И отвечает он коротко, но за короткими словами этими слышится другое, им двоим и их глазам только понятное, — договаривают радостные глаза:
«Спасибо, милая».
Поцелуй. Что он целует? Руку или губы?
— Спасибо, милая.
«Шифрованные телеграммы».
Он тронут. Он еще раз целует. Что? Руку или щеку? Так хочется оглянуться, — хоть на сотую долю секунды.
«Ах, черт возьми! — думает Седельников, и от досады чуть не выступают слезы на глазах. — Да какое же мне дело? Ну и пусть целует ей губы, руки, глаза… Может быть, и цена-то этой женщине — десять целковых. Что мне? Экой дурак я стал! От одиночества, что ли? Да ведь стоит захотеть… Эй, мужик! Дай сахарного мороженого! Что за дурацкий мужик болтается здесь под окном с ведром на голове? Заявить бы начальнику станции, чтобы хорошенько взмылил его, осла этакого! По путям посторонним лицам ходить строго воспрещается».
Взглянул Седельников на часы: двадцать минут шестого. Часы идут на пять минут вперед: значит, по-настоящему — четверть пятого. До отхода поезда — еще семь минут.
«Мало, мало вам осталось, дружки сердечные!» — думает Седельников, на сердце делается легче, и он напевает мотив, — веселый мотив, прыгающий на высоких нотах.
А там, за спиной, — опять поцелуй.
«Черт возьми! — И снова негодование вселяется в сердце Седельникова: — Это вам поезд, — вагон второго класса, а не дом свиданий! Целоваться можете в меблированных комнатах!»
А за спиной говорят:
— Милый ты, мой милый! Только одна дума о тебе и есть! Ну, пиши же чаще! Ну, не забывай! Ну, дай слово!
Седельников думает:'
«Он напишет! Жди! Держи карман! Как приедет, так сейчас же за горничной ухаживать начнет. Едет-то, должно быть, в Ростов. Знаем мы ростовских».
А за спиной говорят:
— Поставь розы в воду. Возьми у проводника стакан.

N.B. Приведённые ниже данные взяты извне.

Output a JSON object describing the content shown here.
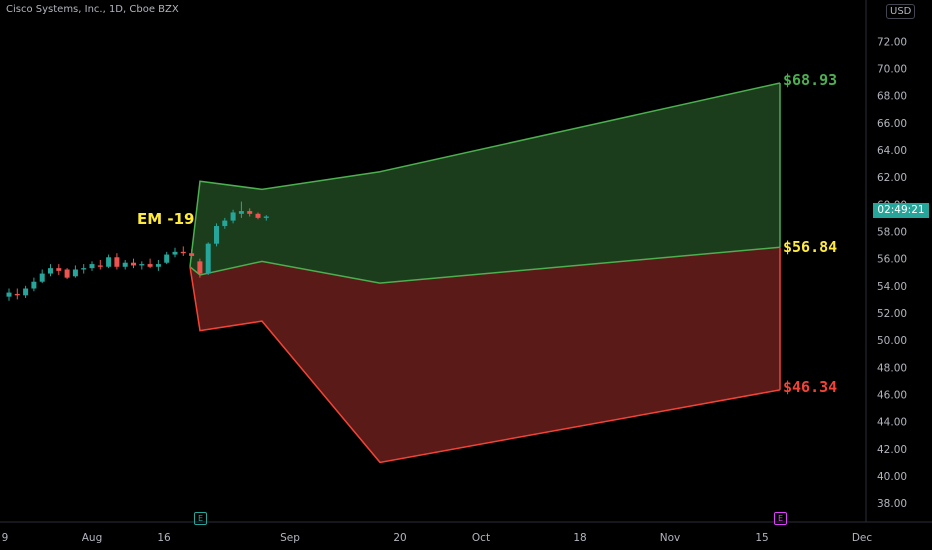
{
  "header": {
    "symbol": "Cisco Systems, Inc., 1D, Cboe BZX",
    "currency": "USD"
  },
  "price_tag": "02:49:21",
  "annotations": {
    "em_label": "EM -19",
    "upper": "$68.93",
    "middle": "$56.84",
    "lower": "$46.34"
  },
  "earnings": [
    {
      "label": "E",
      "color": "#26a69a"
    },
    {
      "label": "E",
      "color": "#e040fb"
    }
  ],
  "colors": {
    "up": "#26a69a",
    "down": "#ef5350",
    "green_zone": "#1b3d1b",
    "green_line": "#4caf50",
    "red_zone": "#5a1a18",
    "red_line": "#f44336",
    "upper_label": "#4caf50",
    "middle_label": "#ffeb3b",
    "lower_label": "#f44336"
  },
  "chart_data": {
    "type": "candlestick",
    "y_ticks": [
      "72.00",
      "70.00",
      "68.00",
      "66.00",
      "64.00",
      "62.00",
      "60.00",
      "58.00",
      "56.00",
      "54.00",
      "52.00",
      "50.00",
      "48.00",
      "46.00",
      "44.00",
      "42.00",
      "40.00",
      "38.00"
    ],
    "x_ticks": [
      "9",
      "Aug",
      "16",
      "Sep",
      "20",
      "Oct",
      "18",
      "Nov",
      "15",
      "Dec"
    ],
    "ylim": [
      37.2,
      73.2
    ],
    "candles": [
      {
        "o": 53.2,
        "h": 53.8,
        "l": 52.9,
        "c": 53.5
      },
      {
        "o": 53.4,
        "h": 53.8,
        "l": 53.0,
        "c": 53.3
      },
      {
        "o": 53.3,
        "h": 54.0,
        "l": 53.1,
        "c": 53.8
      },
      {
        "o": 53.8,
        "h": 54.6,
        "l": 53.6,
        "c": 54.3
      },
      {
        "o": 54.3,
        "h": 55.2,
        "l": 54.2,
        "c": 54.9
      },
      {
        "o": 54.9,
        "h": 55.6,
        "l": 54.7,
        "c": 55.3
      },
      {
        "o": 55.3,
        "h": 55.6,
        "l": 54.8,
        "c": 55.1
      },
      {
        "o": 55.2,
        "h": 55.3,
        "l": 54.5,
        "c": 54.6
      },
      {
        "o": 54.7,
        "h": 55.5,
        "l": 54.6,
        "c": 55.2
      },
      {
        "o": 55.2,
        "h": 55.6,
        "l": 54.9,
        "c": 55.3
      },
      {
        "o": 55.3,
        "h": 55.8,
        "l": 55.1,
        "c": 55.6
      },
      {
        "o": 55.5,
        "h": 55.9,
        "l": 55.2,
        "c": 55.4
      },
      {
        "o": 55.4,
        "h": 56.3,
        "l": 55.3,
        "c": 56.1
      },
      {
        "o": 56.1,
        "h": 56.4,
        "l": 55.2,
        "c": 55.4
      },
      {
        "o": 55.4,
        "h": 55.9,
        "l": 55.2,
        "c": 55.7
      },
      {
        "o": 55.7,
        "h": 56.0,
        "l": 55.3,
        "c": 55.5
      },
      {
        "o": 55.5,
        "h": 55.8,
        "l": 55.2,
        "c": 55.6
      },
      {
        "o": 55.6,
        "h": 56.0,
        "l": 55.3,
        "c": 55.4
      },
      {
        "o": 55.4,
        "h": 55.9,
        "l": 55.1,
        "c": 55.6
      },
      {
        "o": 55.7,
        "h": 56.5,
        "l": 55.6,
        "c": 56.3
      },
      {
        "o": 56.3,
        "h": 56.8,
        "l": 56.1,
        "c": 56.5
      },
      {
        "o": 56.5,
        "h": 56.9,
        "l": 56.2,
        "c": 56.4
      },
      {
        "o": 56.4,
        "h": 56.7,
        "l": 56.0,
        "c": 56.2
      },
      {
        "o": 55.8,
        "h": 56.0,
        "l": 54.6,
        "c": 54.9
      },
      {
        "o": 54.9,
        "h": 57.2,
        "l": 54.8,
        "c": 57.1
      },
      {
        "o": 57.1,
        "h": 58.6,
        "l": 56.9,
        "c": 58.4
      },
      {
        "o": 58.4,
        "h": 59.0,
        "l": 58.2,
        "c": 58.8
      },
      {
        "o": 58.8,
        "h": 59.6,
        "l": 58.6,
        "c": 59.4
      },
      {
        "o": 59.3,
        "h": 60.2,
        "l": 59.0,
        "c": 59.5
      },
      {
        "o": 59.5,
        "h": 59.7,
        "l": 59.1,
        "c": 59.3
      },
      {
        "o": 59.3,
        "h": 59.4,
        "l": 58.9,
        "c": 59.0
      },
      {
        "o": 59.0,
        "h": 59.2,
        "l": 58.8,
        "c": 59.1
      }
    ],
    "green_zone_upper": [
      [
        0,
        55.4
      ],
      [
        1,
        61.7
      ],
      [
        2,
        61.1
      ],
      [
        3,
        62.4
      ],
      [
        4,
        68.93
      ]
    ],
    "zone_middle": [
      [
        0,
        55.4
      ],
      [
        1,
        54.8
      ],
      [
        2,
        55.8
      ],
      [
        3,
        54.2
      ],
      [
        4,
        56.84
      ]
    ],
    "red_zone_lower": [
      [
        0,
        55.4
      ],
      [
        1,
        50.7
      ],
      [
        2,
        51.4
      ],
      [
        3,
        41.0
      ],
      [
        4,
        46.34
      ]
    ]
  }
}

Говорит почти шепотом, но ведь все же слышно, глупая женщина!
— Я, — говорит почти шепотом, — заколдовала розы. Розы чудотворные. Я с ними молилась. Понимаешь? За тебя, за любовь мою молилась…
Говорит почти шепотом:
— Розы будут сниться тебе. Я хочу, чтобы они снились тебе!..
Все говорит почти шепотом, как будто о ворованном, но ведь все же слышно, глупая женщина, — слышно так, будто молотом стучишь ты по железной стене, — и Седельников орет вдруг:
— Пр-роводник, чер-рт бы тебя драл, скотина этакая! Закрывай дверь, если идешь! Не май месяц!